Шрифт:
Интервал:
Закладка:
* * *
За одну ночь в Алжире произошло сто четыре взрыва. Возникал вопрос, а не оттеснит ли армия «черноногих» в сторону. Как-то утром, садясь в такси, я услыхала по радио, что начиненный взрывчаткой автомобиль взорвался на Исси-ле-Мулино перед зданием, где должен был открыться конгресс Движения в защиту мира: убитые, раненые. Рассказывали свидетели. Ни одного дня, который не был бы отравлен.

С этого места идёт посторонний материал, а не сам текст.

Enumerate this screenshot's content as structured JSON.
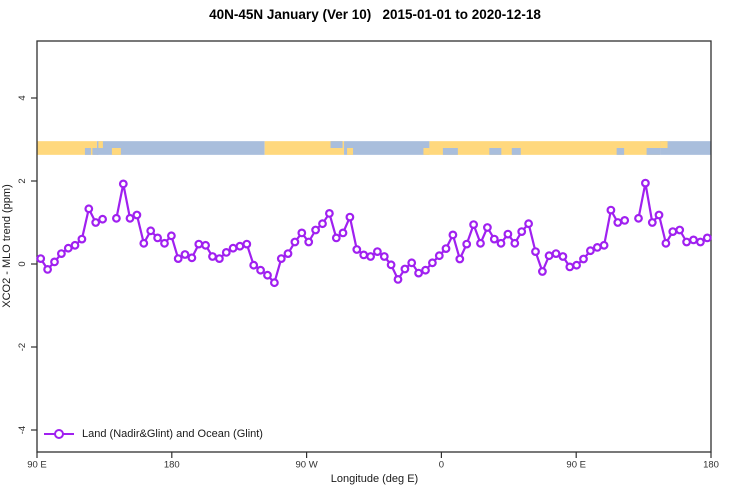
{
  "title": "40N-45N January (Ver 10)   2015-01-01 to 2020-12-18",
  "legend": {
    "label": "Land (Nadir&Glint) and Ocean (Glint)"
  },
  "colors": {
    "series": "#A020F0",
    "land": "#FFD87D",
    "ocean": "#A9BEDC",
    "axis": "#303030",
    "background": "#ffffff"
  },
  "chart_data": {
    "type": "line",
    "title": "40N-45N January (Ver 10)   2015-01-01 to 2020-12-18",
    "xlabel": "Longitude (deg E)",
    "ylabel": "XCO2 - MLO trend (ppm)",
    "xlim": [
      90,
      540
    ],
    "ylim": [
      -4.5,
      5.4
    ],
    "grid": false,
    "legend_position": "bottom-left-inside",
    "x_ticks": [
      {
        "value": 90,
        "label": "90 E"
      },
      {
        "value": 180,
        "label": "180"
      },
      {
        "value": 270,
        "label": "90 W"
      },
      {
        "value": 360,
        "label": "0"
      },
      {
        "value": 450,
        "label": "90 E"
      },
      {
        "value": 540,
        "label": "180"
      }
    ],
    "y_ticks": [
      {
        "value": 4,
        "label": "4"
      },
      {
        "value": 2,
        "label": "2"
      },
      {
        "value": 0,
        "label": "0"
      },
      {
        "value": -2,
        "label": "-2"
      },
      {
        "value": -4,
        "label": "-4"
      }
    ],
    "series": [
      {
        "name": "Land (Nadir&Glint) and Ocean (Glint)",
        "color": "#A020F0",
        "marker": "open-circle",
        "x": [
          92.5,
          97.1,
          101.7,
          106.3,
          110.9,
          115.4,
          120.0,
          124.6,
          129.2,
          133.8,
          138.4,
          143.0,
          147.6,
          152.1,
          156.7,
          161.3,
          165.9,
          170.5,
          175.1,
          179.7,
          184.3,
          188.8,
          193.4,
          198.0,
          202.6,
          207.2,
          211.8,
          216.4,
          220.9,
          225.5,
          230.1,
          234.7,
          239.3,
          243.9,
          248.5,
          253.1,
          257.6,
          262.2,
          266.8,
          271.4,
          276.0,
          280.6,
          285.2,
          289.8,
          294.3,
          298.9,
          303.5,
          308.1,
          312.7,
          317.3,
          321.9,
          326.4,
          331.0,
          335.6,
          340.2,
          344.8,
          349.4,
          354.0,
          358.6,
          363.1,
          367.7,
          372.3,
          376.9,
          381.5,
          386.1,
          390.7,
          395.3,
          399.8,
          404.4,
          409.0,
          413.6,
          418.2,
          422.8,
          427.4,
          431.9,
          436.5,
          441.1,
          445.7,
          450.3,
          454.9,
          459.5,
          464.1,
          468.6,
          473.2,
          477.8,
          482.4,
          487.0,
          491.6,
          496.2,
          500.8,
          505.3,
          509.9,
          514.5,
          519.1,
          523.7,
          528.3,
          532.9,
          537.5
        ],
        "y": [
          0.13,
          -0.13,
          0.05,
          0.25,
          0.38,
          0.45,
          0.6,
          1.33,
          1.0,
          1.08,
          null,
          1.1,
          1.93,
          1.1,
          1.18,
          0.5,
          0.8,
          0.63,
          0.5,
          0.68,
          0.13,
          0.23,
          0.15,
          0.48,
          0.45,
          0.18,
          0.13,
          0.28,
          0.38,
          0.43,
          0.48,
          -0.03,
          -0.15,
          -0.27,
          -0.45,
          0.13,
          0.25,
          0.53,
          0.75,
          0.53,
          0.82,
          0.97,
          1.22,
          0.63,
          0.75,
          1.13,
          0.35,
          0.22,
          0.18,
          0.3,
          0.18,
          -0.02,
          -0.37,
          -0.12,
          0.03,
          -0.22,
          -0.15,
          0.03,
          0.2,
          0.37,
          0.7,
          0.12,
          0.48,
          0.95,
          0.5,
          0.88,
          0.6,
          0.5,
          0.72,
          0.5,
          0.78,
          0.97,
          0.3,
          -0.18,
          0.2,
          0.25,
          0.18,
          -0.07,
          -0.03,
          0.12,
          0.32,
          0.4,
          0.45,
          1.3,
          1.0,
          1.05,
          null,
          1.1,
          1.95,
          1.0,
          1.18,
          0.5,
          0.78,
          0.82,
          0.53,
          0.58,
          0.53,
          0.63
        ]
      }
    ],
    "surface_band": {
      "description": "land/ocean strip",
      "y_range": [
        2.63,
        2.96
      ],
      "land_color": "#FFD87D",
      "ocean_color": "#A9BEDC",
      "segments": [
        {
          "from": 90,
          "to": 130,
          "surface": "land",
          "part": "full"
        },
        {
          "from": 130,
          "to": 242,
          "surface": "ocean",
          "part": "full"
        },
        {
          "from": 242,
          "to": 295,
          "surface": "land",
          "part": "full"
        },
        {
          "from": 295,
          "to": 352,
          "surface": "ocean",
          "part": "full"
        },
        {
          "from": 352,
          "to": 506,
          "surface": "land",
          "part": "full"
        },
        {
          "from": 506,
          "to": 540,
          "surface": "ocean",
          "part": "full"
        },
        {
          "from": 122,
          "to": 126,
          "surface": "ocean",
          "part": "bottom"
        },
        {
          "from": 127,
          "to": 131,
          "surface": "ocean",
          "part": "bottom"
        },
        {
          "from": 131,
          "to": 134,
          "surface": "land",
          "part": "top"
        },
        {
          "from": 140,
          "to": 146,
          "surface": "land",
          "part": "bottom"
        },
        {
          "from": 286,
          "to": 294,
          "surface": "ocean",
          "part": "top"
        },
        {
          "from": 297,
          "to": 301,
          "surface": "land",
          "part": "bottom"
        },
        {
          "from": 348,
          "to": 352,
          "surface": "land",
          "part": "bottom"
        },
        {
          "from": 361,
          "to": 371,
          "surface": "ocean",
          "part": "bottom"
        },
        {
          "from": 392,
          "to": 400,
          "surface": "ocean",
          "part": "bottom"
        },
        {
          "from": 407,
          "to": 413,
          "surface": "ocean",
          "part": "bottom"
        },
        {
          "from": 477,
          "to": 482,
          "surface": "ocean",
          "part": "bottom"
        },
        {
          "from": 497,
          "to": 506,
          "surface": "ocean",
          "part": "bottom"
        },
        {
          "from": 506,
          "to": 511,
          "surface": "land",
          "part": "top"
        }
      ]
    }
  }
}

Лига устроила митинг в Мютюалите. В начале собрания организаторов предупредили по телефону, что заложена бомба: классический трюк. Сартр выступал в гораздо более живой манере, чем в Брюсселе. Но людей пришло мало: две тысячи, тогда как можно было рассчитывать на шесть. Соглашение о прекращении военных действий ускорило деполитизацию французов; к тому же компартия по-прежнему с неодобрением смотрела на Лигу, и входившие в нее коммунисты готовили собрание без особого рвения. В конечном счете и Сартр и Ланзманн оба оказались правы: без коммунистов ничего нельзя было сделать, но с ними тоже ничего нельзя было сделать. Эта неудача опечалила и того и другого.
Референдум 8 апреля показал, что во Франции почти все желали теперь прекращения Алжирской войны, но происходило это в наихудших условиях. После стрельбы на улице Исли и оцепления Баб-эль-Уэда «черноногие» поняли, что они проиграли; они постоянно совершали диверсии в и без того разрушенной стране и устраивали бойни, еще более ужасные, чем сама война. Оасовцы обстреливали из миномета мусульманские кварталы, направляли туда горящие грузовики, расстреливали безработных возле агентства по найму, убивали домработниц. Каждое утро я со страхом открывала газету: что еще я узнаю? Первое время пресса почтительно сообщала об этих преступлениях на первой полосе: мусульмане могут дать отпор, все боялись. А потом с облегчением восхитились их дисциплиной: они действительно держались прекрасно! И сразу же отодвинули куда-то в угол случаи с автомобилями, двадцать – тридцать мусульман (официальная цифра), убиваемых ежедневно в Алжире, в Оране. Заключенные, расстрелянные в тюрьмах, приконченные в госпиталях раненые – этим возмущались с вялым лицемерием. И лишь когда «черноногие» ринулись во Францию, оспаривая у местного населения жилье и работу, только тогда они стали непопулярны: появился новый расизм – как раз вовремя, чтобы заменить старый, – в отношениях между людьми одной и той же расы, как будто непременно требуется ненавистный Другой, дабы гарантировать нашу собственную невиновность. Как будто армия, как будто правительство, которые вели эту войну, не состояли из французов Франции, как будто вся страна целиком не взвалила ее на себя! Соучастие подтверждалось ежедневно: истязатели были амнистированы, а дезертиры, неподчинившиеся, члены группы поддержки – нет. Жуо, приговоренный к смерти, не был казнен; Салан спас свою голову: расстреляли лишь второстепенных людей; во время судебных процессов проявляли беспокойство только по поводу лояльности обвиняемых и искренности их шовинизма, а убитые алжирцы не в счет. Никогда Алжирская война не была столь отвратительной, как в те недели агонии, когда она показала истинное свое лицо.
* * *
Союз советских писателей пригласил нас в Москву. В той области, которая непосредственно нас интересовала – культуре, XX и XXII съезды принесли плоды; это подтверждали поездки Евтушенко и еще в большей степени присутствие в Париже студентов, присланных русскими университетами. Я встретила одну грузинку, которая уже год совершенно свободно работала над диссертацией о Сартре: что-то новое действительно появилось под советским солнцем.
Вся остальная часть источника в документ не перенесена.